No this isn't some stupid PSA with starving Ethiopian children running around with their ribs sticking out, or with oriental kids with cleft palates.
Don't worry, lovers, I wouldn't depress you like that. Cause starving children and kids with sad, broken faces? They make me cry. I feel bad for them, I do, but when I'm worrying about how to afford to feed my own child? Not as concerned with the kids in 3rd world countries.
Whoa, what the hell? I'm here to tell you about popcorn.
More specifically, popcorn burn. From the kernel.
I had a stroke of brilliance yesterday. I decided to say fuck the food pyramid, I want homemade stove top popcorn for dinner. Not that I don't give the food pyramid a big F U every day anyway, but whatever.
I put my awesome pot on the burner, put in some veggie oil, popcorn kernels, and put the top on. Turn the heat on. Shake it up so the kernels don't burn. I got mad popcorn skillz, yo.

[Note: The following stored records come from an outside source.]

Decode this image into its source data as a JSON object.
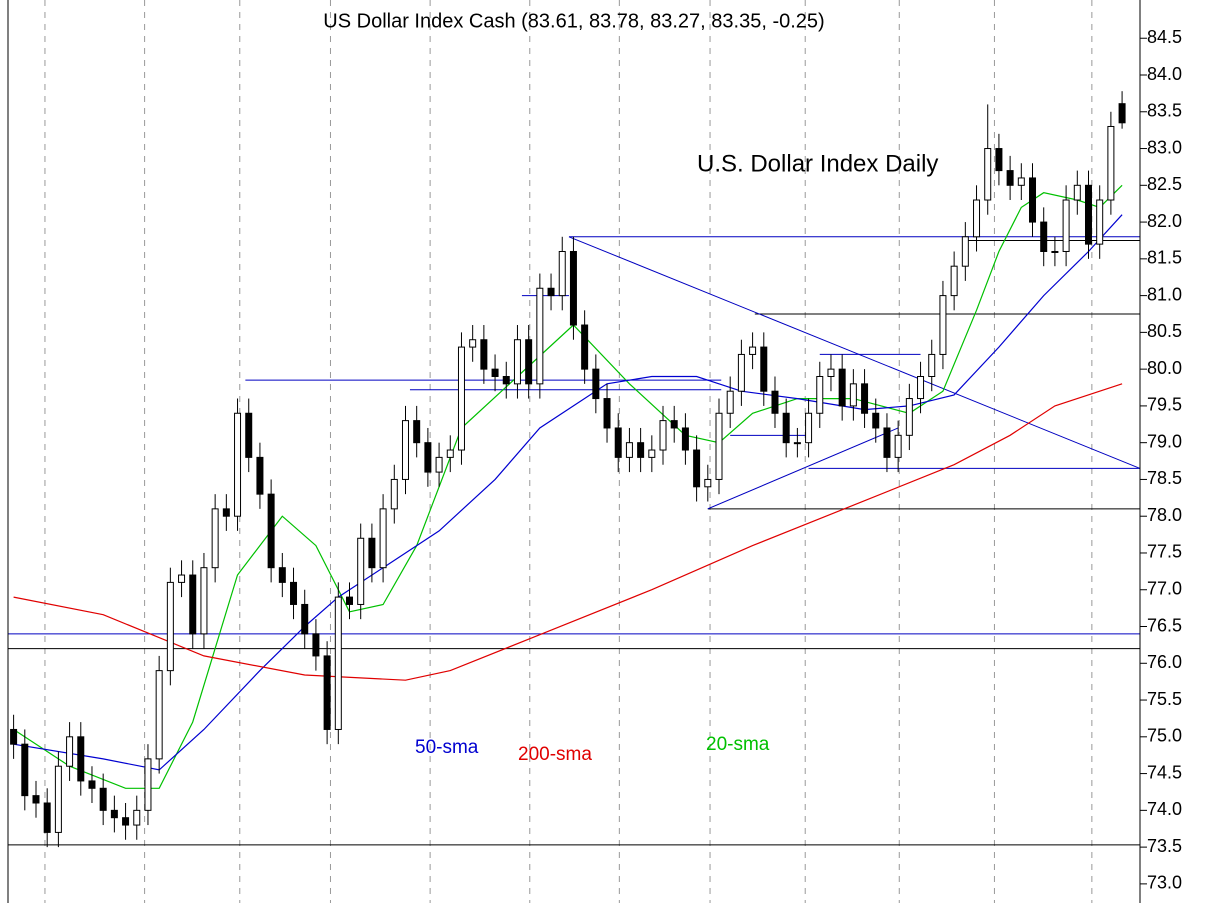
{
  "chart_data": {
    "type": "candlestick",
    "title": "US Dollar Index Cash (83.61, 83.78, 83.27, 83.35, -0.25)",
    "annotation": "U.S. Dollar Index Daily",
    "xlim": [
      -0.5,
      100.6
    ],
    "xticks": [
      2.8,
      11.7,
      20.2,
      28.3,
      37.2,
      46.1,
      54.1,
      62.2,
      70.7,
      79.1,
      87.6,
      96.3
    ],
    "grid": true,
    "ylim": [
      72.74,
      85.02
    ],
    "yticks": [
      {
        "value": 73,
        "label": "73.0"
      },
      73.5,
      {
        "value": 74,
        "label": "74.0"
      },
      74.5,
      {
        "value": 75,
        "label": "75.0"
      },
      75.5,
      {
        "value": 76,
        "label": "76.0"
      },
      76.5,
      {
        "value": 77,
        "label": "77.0"
      },
      77.5,
      {
        "value": 78,
        "label": "78.0"
      },
      78.5,
      {
        "value": 79,
        "label": "79.0"
      },
      79.5,
      {
        "value": 80,
        "label": "80.0"
      },
      80.5,
      {
        "value": 81,
        "label": "81.0"
      },
      81.5,
      {
        "value": 82,
        "label": "82.0"
      },
      82.5,
      {
        "value": 83,
        "label": "83.0"
      },
      83.5,
      {
        "value": 84,
        "label": "84.0"
      },
      84.5
    ],
    "open": [
      75.1,
      74.9,
      74.2,
      74.1,
      73.7,
      74.6,
      75.0,
      74.4,
      74.3,
      74.0,
      73.9,
      73.8,
      74.0,
      74.7,
      75.9,
      77.1,
      77.2,
      76.4,
      77.3,
      78.1,
      78.0,
      79.4,
      78.8,
      78.3,
      77.3,
      77.1,
      76.8,
      76.4,
      76.1,
      75.1,
      76.9,
      76.8,
      77.7,
      77.3,
      78.1,
      78.5,
      79.3,
      79.0,
      78.6,
      78.8,
      78.9,
      80.3,
      80.4,
      80.0,
      79.9,
      79.8,
      80.4,
      79.8,
      81.1,
      81.0,
      81.6,
      80.6,
      80.0,
      79.6,
      79.2,
      78.8,
      79.0,
      78.8,
      78.9,
      79.3,
      79.2,
      78.9,
      78.4,
      78.5,
      79.4,
      79.7,
      80.2,
      80.3,
      79.7,
      79.4,
      79.0,
      79.0,
      79.4,
      79.9,
      80.0,
      79.5,
      79.8,
      79.4,
      79.2,
      78.8,
      79.1,
      79.6,
      79.9,
      80.2,
      81.0,
      81.4,
      81.8,
      82.3,
      83.0,
      82.7,
      82.5,
      82.6,
      82.0,
      81.6,
      81.6,
      82.3,
      82.5,
      81.7,
      82.3,
      83.61
    ],
    "high": [
      75.3,
      75.1,
      74.4,
      74.3,
      74.8,
      75.2,
      75.2,
      74.6,
      74.5,
      74.2,
      74.1,
      74.2,
      74.9,
      76.1,
      77.3,
      77.4,
      77.4,
      77.5,
      78.3,
      78.3,
      79.6,
      79.6,
      79.0,
      78.5,
      77.5,
      77.3,
      77.0,
      76.6,
      76.3,
      77.1,
      77.1,
      77.9,
      77.9,
      78.3,
      78.7,
      79.5,
      79.5,
      79.2,
      79.0,
      79.1,
      80.5,
      80.6,
      80.6,
      80.2,
      80.1,
      80.6,
      80.6,
      81.3,
      81.3,
      81.8,
      81.8,
      80.8,
      80.2,
      79.8,
      79.4,
      79.2,
      79.2,
      79.1,
      79.5,
      79.5,
      79.4,
      79.1,
      78.7,
      79.6,
      79.9,
      80.4,
      80.5,
      80.5,
      79.9,
      79.6,
      79.2,
      79.6,
      80.1,
      80.2,
      80.2,
      80.0,
      80.0,
      79.6,
      79.4,
      79.3,
      79.8,
      80.1,
      80.4,
      81.2,
      81.6,
      82.0,
      82.5,
      83.6,
      83.2,
      82.9,
      82.8,
      82.8,
      82.2,
      81.8,
      82.5,
      82.7,
      82.7,
      82.5,
      83.5,
      83.78
    ],
    "low": [
      74.7,
      74.0,
      73.9,
      73.5,
      73.5,
      74.4,
      74.2,
      74.1,
      73.8,
      73.7,
      73.6,
      73.6,
      73.8,
      74.5,
      75.7,
      76.9,
      76.2,
      76.2,
      77.1,
      77.8,
      77.8,
      78.6,
      78.1,
      77.1,
      76.9,
      76.6,
      76.2,
      75.9,
      74.9,
      74.9,
      76.6,
      76.6,
      77.1,
      77.1,
      77.9,
      78.3,
      78.8,
      78.4,
      78.4,
      78.6,
      78.7,
      80.1,
      79.8,
      79.7,
      79.6,
      79.6,
      79.6,
      79.6,
      80.8,
      80.8,
      80.4,
      79.8,
      79.4,
      79.0,
      78.6,
      78.6,
      78.6,
      78.6,
      78.7,
      79.0,
      78.7,
      78.2,
      78.2,
      78.3,
      79.2,
      79.5,
      80.0,
      79.5,
      79.2,
      78.8,
      78.8,
      78.8,
      79.2,
      79.7,
      79.3,
      79.3,
      79.2,
      79.0,
      78.6,
      78.6,
      78.9,
      79.4,
      79.7,
      80.0,
      80.8,
      81.2,
      81.6,
      82.1,
      82.5,
      82.3,
      82.3,
      81.8,
      81.4,
      81.4,
      81.4,
      82.1,
      81.5,
      81.5,
      82.1,
      83.27
    ],
    "close": [
      74.9,
      74.2,
      74.1,
      73.7,
      74.6,
      75.0,
      74.4,
      74.3,
      74.0,
      73.9,
      73.8,
      74.0,
      74.7,
      75.9,
      77.1,
      77.2,
      76.4,
      77.3,
      78.1,
      78.0,
      79.4,
      78.8,
      78.3,
      77.3,
      77.1,
      76.8,
      76.4,
      76.1,
      75.1,
      76.9,
      76.8,
      77.7,
      77.3,
      78.1,
      78.5,
      79.3,
      79.0,
      78.6,
      78.8,
      78.9,
      80.3,
      80.4,
      80.0,
      79.9,
      79.8,
      80.4,
      79.8,
      81.1,
      81.0,
      81.6,
      80.6,
      80.0,
      79.6,
      79.2,
      78.8,
      79.0,
      78.8,
      78.9,
      79.3,
      79.2,
      78.9,
      78.4,
      78.5,
      79.4,
      79.7,
      80.2,
      80.3,
      79.7,
      79.4,
      79.0,
      79.0,
      79.4,
      79.9,
      80.0,
      79.5,
      79.8,
      79.4,
      79.2,
      78.8,
      79.1,
      79.6,
      79.9,
      80.2,
      81.0,
      81.4,
      81.8,
      82.3,
      83.0,
      82.7,
      82.5,
      82.6,
      82.0,
      81.6,
      81.6,
      82.3,
      82.5,
      81.7,
      82.3,
      83.3,
      83.35
    ],
    "series": [
      {
        "name": "20-sma",
        "color": "#00c000",
        "x": [
          0,
          5,
          10,
          13,
          16,
          20,
          24,
          27,
          30,
          33,
          36,
          40,
          45,
          50,
          55,
          60,
          63,
          66,
          70,
          75,
          80,
          83,
          86,
          88,
          90,
          92,
          95,
          97,
          99
        ],
        "values": [
          75.1,
          74.6,
          74.3,
          74.3,
          75.2,
          77.2,
          78.0,
          77.6,
          76.7,
          76.8,
          77.6,
          79.2,
          79.9,
          80.6,
          79.8,
          79.1,
          79.0,
          79.4,
          79.6,
          79.6,
          79.4,
          79.7,
          80.8,
          81.6,
          82.2,
          82.4,
          82.3,
          82.2,
          82.5
        ]
      },
      {
        "name": "50-sma",
        "color": "#0000d0",
        "x": [
          0,
          8,
          13,
          17,
          22,
          26,
          29,
          33,
          38,
          43,
          47,
          50,
          53,
          57,
          61,
          65,
          70,
          76,
          80,
          84,
          88,
          92,
          96,
          99
        ],
        "values": [
          74.9,
          74.7,
          74.55,
          75.1,
          75.9,
          76.5,
          76.9,
          77.3,
          77.8,
          78.5,
          79.2,
          79.5,
          79.8,
          79.9,
          79.9,
          79.7,
          79.6,
          79.45,
          79.5,
          79.65,
          80.3,
          81.0,
          81.6,
          82.1
        ]
      },
      {
        "name": "200-sma",
        "color": "#e00000",
        "x": [
          0,
          8,
          17,
          26,
          35,
          39,
          48,
          57,
          66,
          75,
          84,
          89,
          93,
          99
        ],
        "values": [
          76.9,
          76.66,
          76.1,
          75.84,
          75.77,
          75.9,
          76.45,
          77.0,
          77.6,
          78.15,
          78.7,
          79.1,
          79.5,
          79.8
        ]
      }
    ],
    "levels": [
      {
        "value": 81.8,
        "from": 49.6,
        "color": "#0000c0"
      },
      {
        "value": 81.75,
        "from": 85,
        "color": "#000000"
      },
      {
        "value": 80.75,
        "from": 66.2,
        "color": "#000000"
      },
      {
        "value": 81.0,
        "from": 45.4,
        "to": 49.6,
        "color": "#0000c0"
      },
      {
        "value": 79.85,
        "from": 20.7,
        "to": 63.2,
        "color": "#0000c0"
      },
      {
        "value": 79.72,
        "from": 35.4,
        "to": 63.2,
        "color": "#0000c0"
      },
      {
        "value": 80.2,
        "from": 72.0,
        "to": 81.0,
        "color": "#0000c0"
      },
      {
        "value": 79.1,
        "from": 64.0,
        "to": 71.0,
        "color": "#0000c0"
      },
      {
        "value": 78.65,
        "from": 71.0,
        "color": "#0000c0"
      },
      {
        "value": 78.1,
        "from": 62.0,
        "color": "#000000"
      },
      {
        "value": 76.4,
        "color": "#0000c0"
      },
      {
        "value": 76.2,
        "color": "#000000"
      },
      {
        "value": 73.53,
        "color": "#000000"
      }
    ],
    "trendlines": [
      {
        "x": [
          49.6,
          100.6
        ],
        "y": [
          81.8,
          78.65
        ],
        "color": "#0000c0"
      },
      {
        "x": [
          62.0,
          79.0
        ],
        "y": [
          78.1,
          79.2
        ],
        "color": "#0000c0"
      }
    ]
  }
}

Popcorn begins popping. Erflet is fascinated. It gets to the top, so I take it off the stove, pour some in the bowl, and set the pot back on the burner. I'm not an idiot. I know popcorn keeps popping after you take it off the stove. A few kernels popped out of the bowl, no big. Erflet threw them out like a good helper.
The popping begins to slow, so I take the pot off the burner. I take off the top, and pour the remainder in the bowl. A few kernels pop, no big.
Then an un-popped, burning kernel jumped from the bowl, and down my bra. Right down my fucking cleavage.
My breasts are irresistible, even to food.
Here, my friends, are photos I took of my cleavage (Yes, my bewbs, they're on the internets!) about 45 minutes after said burn:
You can see the trail it left down my bosom. Where it hopped on my left bewb and that big spot where it rested at the bottom of my underwire.
Close-up of the resting place. I still have a burn spot this morning.
Who wants to rub burn cream on my cleavage?!
You know you wanna. ;)
Oh, um, the PSA part!
Leave the top on until the popping of the kernels stops. Otherwise you too may get burned.
See, you thought I was just gonna stop at the bewbs! Ha!